ACTIONS = Over eat, don't eat, Eat unhealthy Foods, don't exercise, Isolates 

FEELINGS = Discouraged, lonely, stressed, hopelessness, self pity, fear

BELIEFS = "I am not good enough"  or "I'll never succeed" or "Losing Weight is HARD"


Can you see how when you have an underlining belief of "Losing weight is HARD" that you are creating the very result of making losing weight difficult by your belief? People that have positive results, think differently .. act differently have different feelings and most importantly have completely different beliefs.

Now, for me when I changed my core belief around weight loss it TOTALLY changed my results.

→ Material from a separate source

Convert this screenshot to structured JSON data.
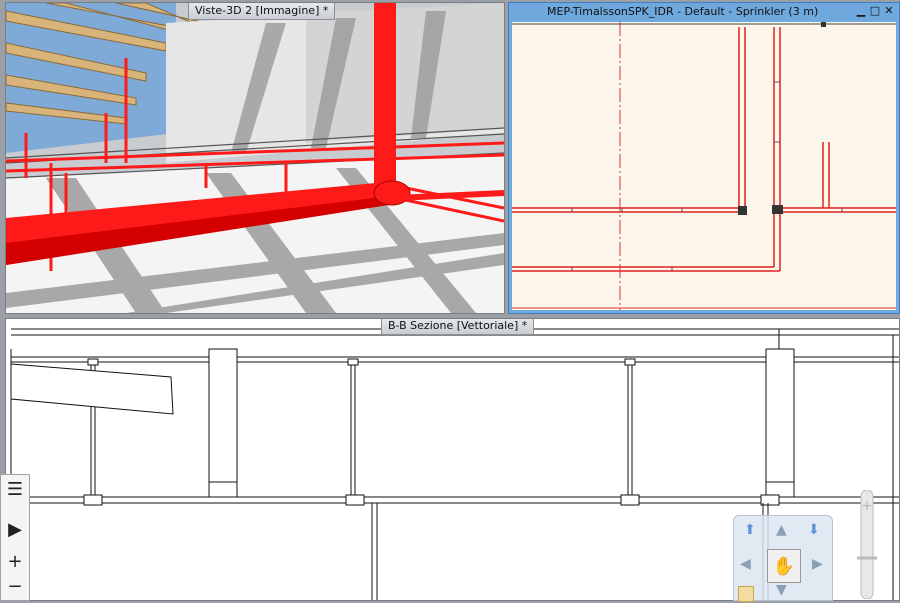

So let me take you through the same exact equation using a healthy positive belief.


 RESULTS = Healthy Body, Mind and Soul


ACTIONS= Exercise, Eat Healthy foods, Meditate, Mindful of themselves and their bodies, Productive, Organized, Peaceful


FEELINGS = Joy, Fulfilled, Peace, Inspired, Contentment, Passion, 

BELIEF = "I am of Great Value" or "I Matter"or "I am Enough" or "I am POWERFUL"


So to answer the question, 'Do our beliefs dictate our results in our lives?'... ABSOLUTELY! If you don't believe it, take any result in your life and plug it in this equation and check it out.  Work this formula for things you are experiencing in your life and you will find that these faulty core beliefs are at the very root of the problem and when you choose to change those beliefs, you change your results. I have seen this happen several times over in my own life. Again this is no destination, it's just a matter of getting to the very core.. choosing to shift the belief and then watch how your results shift. There is no right or wrong with this. We all have beliefs that are causing us to get undesirable results. We pick them up along the way in life. It's just a matter of being willing to do the work and then watching the miracles to happen and you begin to experience great RESULTS.